Door een eenvoudig reductiemanoeuvre reduceert de arts de schouder. Dit is mogelijk terwijl de patiënt wakker is, als hij niet te veel pijn heeft en zich kan ontspannen. Anders wordt de patiënt in slaap gebracht (narcose), om dan de schouder te reduceren.
Na reductie wordt een draagdoek aangelegd en een controleradiografie genomen. De draagdoek dient men een tweetal weken te dragen, waarna men terug de arm mag gebruiken. Meestal zal de patiënt via specifieke oefeningen die een kinesist aanleert, de schouderspieren terug kunnen versterken. De aandacht ligt hier hoofdzakelijk bij het versterken van de subscapulaire spier en proprioceptieve oefeningen. De sportactiviteiten worden hernomen na 3 tot 6 maanden.

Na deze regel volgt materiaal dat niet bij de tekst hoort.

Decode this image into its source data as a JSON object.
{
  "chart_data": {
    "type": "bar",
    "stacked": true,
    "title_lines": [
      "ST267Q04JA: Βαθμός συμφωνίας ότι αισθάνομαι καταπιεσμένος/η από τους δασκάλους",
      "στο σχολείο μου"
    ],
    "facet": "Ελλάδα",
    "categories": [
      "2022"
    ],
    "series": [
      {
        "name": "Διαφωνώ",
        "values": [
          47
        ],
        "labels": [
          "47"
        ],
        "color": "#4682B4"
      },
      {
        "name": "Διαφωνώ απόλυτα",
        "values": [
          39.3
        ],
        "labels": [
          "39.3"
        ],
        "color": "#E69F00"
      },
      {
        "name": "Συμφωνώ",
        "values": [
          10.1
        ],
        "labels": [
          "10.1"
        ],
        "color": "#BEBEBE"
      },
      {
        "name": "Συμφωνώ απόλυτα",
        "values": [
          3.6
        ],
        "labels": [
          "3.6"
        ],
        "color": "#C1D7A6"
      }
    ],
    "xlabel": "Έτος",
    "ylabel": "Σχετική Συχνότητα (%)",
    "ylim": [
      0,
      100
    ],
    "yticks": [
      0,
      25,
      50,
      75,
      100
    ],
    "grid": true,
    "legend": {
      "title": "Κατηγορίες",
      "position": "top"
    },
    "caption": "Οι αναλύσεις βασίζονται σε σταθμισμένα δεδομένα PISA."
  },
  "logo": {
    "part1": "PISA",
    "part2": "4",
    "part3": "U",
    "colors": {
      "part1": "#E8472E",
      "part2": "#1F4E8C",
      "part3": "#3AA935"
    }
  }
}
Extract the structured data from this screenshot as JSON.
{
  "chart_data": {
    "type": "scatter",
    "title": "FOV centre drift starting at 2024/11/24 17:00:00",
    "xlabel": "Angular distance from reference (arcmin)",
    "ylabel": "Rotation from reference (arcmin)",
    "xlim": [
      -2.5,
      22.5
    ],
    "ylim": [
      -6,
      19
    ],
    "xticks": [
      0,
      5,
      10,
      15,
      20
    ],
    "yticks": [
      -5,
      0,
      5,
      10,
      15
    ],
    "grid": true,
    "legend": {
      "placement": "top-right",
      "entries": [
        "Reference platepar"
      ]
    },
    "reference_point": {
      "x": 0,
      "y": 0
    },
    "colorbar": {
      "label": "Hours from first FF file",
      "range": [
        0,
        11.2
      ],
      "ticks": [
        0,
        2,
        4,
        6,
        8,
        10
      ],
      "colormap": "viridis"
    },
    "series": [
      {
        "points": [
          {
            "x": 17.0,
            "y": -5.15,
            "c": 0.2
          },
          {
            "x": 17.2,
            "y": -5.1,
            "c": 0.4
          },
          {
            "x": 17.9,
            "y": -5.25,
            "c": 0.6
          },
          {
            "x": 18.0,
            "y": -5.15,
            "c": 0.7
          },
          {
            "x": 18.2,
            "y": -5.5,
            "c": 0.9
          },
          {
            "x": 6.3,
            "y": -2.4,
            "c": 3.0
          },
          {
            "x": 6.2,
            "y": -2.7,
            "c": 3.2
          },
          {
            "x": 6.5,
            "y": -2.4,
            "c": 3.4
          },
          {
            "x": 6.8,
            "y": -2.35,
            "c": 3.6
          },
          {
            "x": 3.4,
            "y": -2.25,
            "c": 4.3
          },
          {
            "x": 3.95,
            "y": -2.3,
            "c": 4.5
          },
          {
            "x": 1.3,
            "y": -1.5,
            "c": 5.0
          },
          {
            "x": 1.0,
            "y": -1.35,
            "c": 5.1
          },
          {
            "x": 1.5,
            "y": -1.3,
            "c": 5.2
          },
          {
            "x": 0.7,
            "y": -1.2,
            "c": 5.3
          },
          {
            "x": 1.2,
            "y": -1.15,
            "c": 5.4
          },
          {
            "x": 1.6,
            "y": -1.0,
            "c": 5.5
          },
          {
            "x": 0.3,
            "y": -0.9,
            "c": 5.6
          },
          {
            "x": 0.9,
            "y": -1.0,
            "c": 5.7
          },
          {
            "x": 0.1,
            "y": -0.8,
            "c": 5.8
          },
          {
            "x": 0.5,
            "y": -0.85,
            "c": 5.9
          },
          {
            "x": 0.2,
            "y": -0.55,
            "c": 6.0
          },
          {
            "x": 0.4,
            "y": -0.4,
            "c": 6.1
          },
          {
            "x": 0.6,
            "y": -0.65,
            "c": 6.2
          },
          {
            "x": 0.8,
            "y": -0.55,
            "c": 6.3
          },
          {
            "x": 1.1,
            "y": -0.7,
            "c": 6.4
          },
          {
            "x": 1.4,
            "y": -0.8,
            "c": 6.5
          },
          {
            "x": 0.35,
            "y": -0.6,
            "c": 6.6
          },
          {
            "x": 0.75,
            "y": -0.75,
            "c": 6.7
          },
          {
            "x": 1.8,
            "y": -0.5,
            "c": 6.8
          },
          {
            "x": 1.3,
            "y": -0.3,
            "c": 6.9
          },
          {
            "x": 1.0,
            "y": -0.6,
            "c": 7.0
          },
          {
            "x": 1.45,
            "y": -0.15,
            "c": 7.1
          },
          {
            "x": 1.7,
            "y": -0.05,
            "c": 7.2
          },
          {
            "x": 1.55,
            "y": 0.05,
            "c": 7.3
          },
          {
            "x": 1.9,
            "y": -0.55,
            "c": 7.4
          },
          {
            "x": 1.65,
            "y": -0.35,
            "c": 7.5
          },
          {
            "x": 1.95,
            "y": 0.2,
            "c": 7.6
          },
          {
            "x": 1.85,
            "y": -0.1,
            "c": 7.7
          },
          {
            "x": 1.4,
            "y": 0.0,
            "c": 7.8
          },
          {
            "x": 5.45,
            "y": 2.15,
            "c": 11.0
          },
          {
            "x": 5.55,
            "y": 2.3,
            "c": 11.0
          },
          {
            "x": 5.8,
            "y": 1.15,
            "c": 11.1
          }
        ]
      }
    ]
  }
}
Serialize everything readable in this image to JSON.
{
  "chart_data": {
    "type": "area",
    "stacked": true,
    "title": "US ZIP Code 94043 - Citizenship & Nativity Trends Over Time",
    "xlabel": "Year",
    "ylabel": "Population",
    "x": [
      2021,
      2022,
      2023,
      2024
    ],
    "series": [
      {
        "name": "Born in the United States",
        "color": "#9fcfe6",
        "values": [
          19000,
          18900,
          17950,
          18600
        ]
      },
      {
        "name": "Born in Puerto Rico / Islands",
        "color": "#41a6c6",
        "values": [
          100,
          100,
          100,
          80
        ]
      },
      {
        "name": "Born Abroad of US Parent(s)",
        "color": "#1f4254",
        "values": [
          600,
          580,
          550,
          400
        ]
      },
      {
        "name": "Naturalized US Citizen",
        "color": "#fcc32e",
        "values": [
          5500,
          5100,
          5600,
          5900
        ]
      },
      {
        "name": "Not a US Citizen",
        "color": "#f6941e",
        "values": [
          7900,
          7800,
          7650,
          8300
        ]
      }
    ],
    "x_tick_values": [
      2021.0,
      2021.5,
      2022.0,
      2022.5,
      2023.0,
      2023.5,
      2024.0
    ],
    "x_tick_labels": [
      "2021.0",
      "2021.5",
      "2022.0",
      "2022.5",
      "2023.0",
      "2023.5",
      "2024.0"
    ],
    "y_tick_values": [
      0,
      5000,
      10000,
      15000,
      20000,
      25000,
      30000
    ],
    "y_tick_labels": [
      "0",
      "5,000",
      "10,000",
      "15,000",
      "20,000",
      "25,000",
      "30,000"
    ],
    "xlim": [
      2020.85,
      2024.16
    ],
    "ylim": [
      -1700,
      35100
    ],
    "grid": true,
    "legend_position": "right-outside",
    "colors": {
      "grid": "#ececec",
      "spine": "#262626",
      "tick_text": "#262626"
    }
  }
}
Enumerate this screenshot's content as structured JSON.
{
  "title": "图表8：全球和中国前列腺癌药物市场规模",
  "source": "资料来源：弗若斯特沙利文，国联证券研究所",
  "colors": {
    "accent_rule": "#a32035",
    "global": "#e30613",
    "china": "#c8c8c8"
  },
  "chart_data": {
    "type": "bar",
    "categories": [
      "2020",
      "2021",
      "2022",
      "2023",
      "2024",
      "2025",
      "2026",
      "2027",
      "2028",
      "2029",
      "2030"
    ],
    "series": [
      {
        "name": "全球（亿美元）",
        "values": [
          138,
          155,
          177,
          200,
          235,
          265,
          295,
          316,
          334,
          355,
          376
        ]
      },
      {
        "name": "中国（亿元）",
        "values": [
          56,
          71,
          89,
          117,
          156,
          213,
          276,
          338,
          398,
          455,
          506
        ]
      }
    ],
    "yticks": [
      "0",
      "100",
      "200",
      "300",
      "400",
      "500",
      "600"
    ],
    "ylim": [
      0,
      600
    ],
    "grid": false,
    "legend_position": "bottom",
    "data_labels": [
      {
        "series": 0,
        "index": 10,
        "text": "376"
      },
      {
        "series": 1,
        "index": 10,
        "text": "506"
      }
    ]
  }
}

De kans dat een schouderluxatie zich opnieuw voordoet is groot bij jonge mensen (>80% als men jonger is dan 18 jaar). Na meerdere recidieven, kan men chirurgisch ingrijpen.
Er bestaan verschillende technieken :
- De coracoïd plug; geschroefd voor de antero-inferieure pool van het glenoïd (Latarjet)
- De reïnsertie van het anterieure labrum en van het inferieure gleno-humerale ligament volgens Bankart. Deze laatste wordt meestal als ‘open’ of arthroscopische (kijkoperatie) procedure uitgevoerd.
Mogelijke complicaties zoals infectie, wondprobleem, zenuwletsels, complicaties van de verdoving,… komen slechts zelden voor (1-5%). Na elke schouderoperatie bestaat er een kans op verstijving van de schouder (Frozen shoulder). Dit is meestal tijdelijk. De revalidatie van de schouder na een operatie duurt meestal lang (3 tot 6 maanden).